It’s hot – hot hot hot, and it feels especially blessed because we know it won’t last. Heavenly. Nobody, not one single person, is complaining about the heat.
Yesterday I “unfriended” someone I knew many years ago but have connected with recently only on FB. He was insulted, so I had to explain it was nothing personal, I simply cannot take FB’s relentlessness any more, the barrage of opinions and abuse, so I started with him.
Ah, navigating the modern world, so complex. “To unfriend” – a new verb.
But on other hand, I’ve invented “to family.” I familied yesterday. My son and I were supposed to go to a movie, but when we met at the Varsity, he took one look at me and said, “Mum, you’re sick. The movie theatre will be freezing. Let’s just go to your place and I’ll make you a nice dinner. “
We ended up at our favourite restaurant on Parliament Street for dinner at dusk on their roof deck; I had a glass of Prosecco to celebrate being there with a very fine man. He has had a hard time since the ghastly event of last month, but has the support of many friends who love him, a workplace he enjoys tremendously, and, now, a great blessing, a professional who specializes in trauma, who has explained to him how his brain is operating right now. All this has led to a calmer and happier man. We talked and laughed and ate and came back here to watch the Emmys, where usually he has seen everything and I have seen nothing. This time, Fleabag won big, and I had actually watched 3 episodes and he – none. It was a first. Because I am so very cool.
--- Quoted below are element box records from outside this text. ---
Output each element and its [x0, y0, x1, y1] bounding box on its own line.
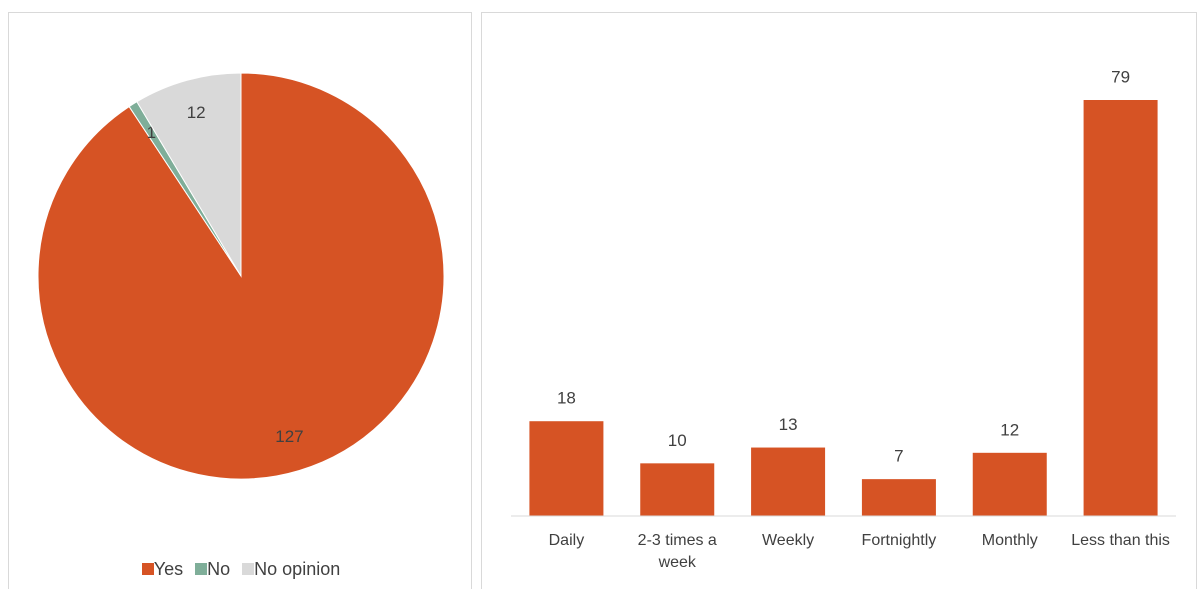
pie-chart: 127 1 12	[37, 72, 445, 480]
pie-slice	[136, 72, 242, 278]
legend-swatch	[195, 563, 208, 575]
x-tick-label: Daily	[548, 532, 585, 549]
data-label: 1	[147, 123, 156, 142]
legend-swatch	[242, 563, 255, 575]
bar	[861, 479, 936, 516]
bar-panel: 18 10 13 7 12 79 Daily 2-3 times a week Weekly F…	[481, 12, 1197, 589]
data-label: 79	[1111, 67, 1130, 86]
data-label: 7	[894, 447, 903, 466]
data-label: 12	[187, 103, 206, 122]
legend-item: Yes	[141, 559, 184, 580]
pie-panel: 127 1 12 Yes No No opinion	[8, 12, 472, 589]
x-tick-label: Less than this	[1071, 532, 1170, 549]
x-tick-label: Monthly	[981, 532, 1038, 549]
data-label: 10	[668, 431, 687, 450]
x-tick-label: 2-3 times a week	[637, 532, 717, 571]
legend-swatch	[141, 563, 154, 575]
x-tick-label: Weekly	[761, 532, 815, 549]
legend-label: Yes	[153, 559, 184, 579]
data-label: 127	[275, 427, 303, 446]
data-label: 12	[1000, 420, 1019, 439]
legend-item: No	[195, 559, 230, 580]
bar	[751, 447, 826, 516]
legend-label: No opinion	[254, 559, 341, 579]
bar	[640, 463, 715, 516]
bar	[972, 452, 1047, 516]
x-tick-label: Fortnightly	[861, 532, 937, 549]
bar	[1083, 100, 1158, 516]
bar-chart: 18 10 13 7 12 79	[511, 67, 1176, 517]
bar	[529, 421, 604, 516]
legend-label: No	[207, 559, 231, 579]
legend: Yes No No opinion	[9, 559, 473, 580]
legend-item: No opinion	[242, 559, 340, 580]
data-label: 13	[779, 415, 798, 434]
data-label: 18	[557, 389, 576, 408]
Here’s a few pictures on this glorious day, as I rest in preparation for a big class tonight – got to get these lungs through it –
I looked down after working in the garden and a magnificent tiny beetle was clinging to my pants. I took him out and found a leaf. He’s bronze, with spots, just beautiful. I took it as a good sign that a beetle liked me.
Is there anything in nature more showoffy than roses? The peacock of flowers.
I’ve been delving into old photos. This is my dad with Dr. Benjamin Spock in the late sixties or early seventies, both working for peace and against the Vietnam War.
And this is Dad after he signed up for the U.S. Army, in 1944 at the age of 22. This is the young man my mother met.
Today I was reading letters by my British grandfather, Mum’s father, who was born in 1890. How lucky, to know these generations. To be part of a long line, stretching back, stretching forward.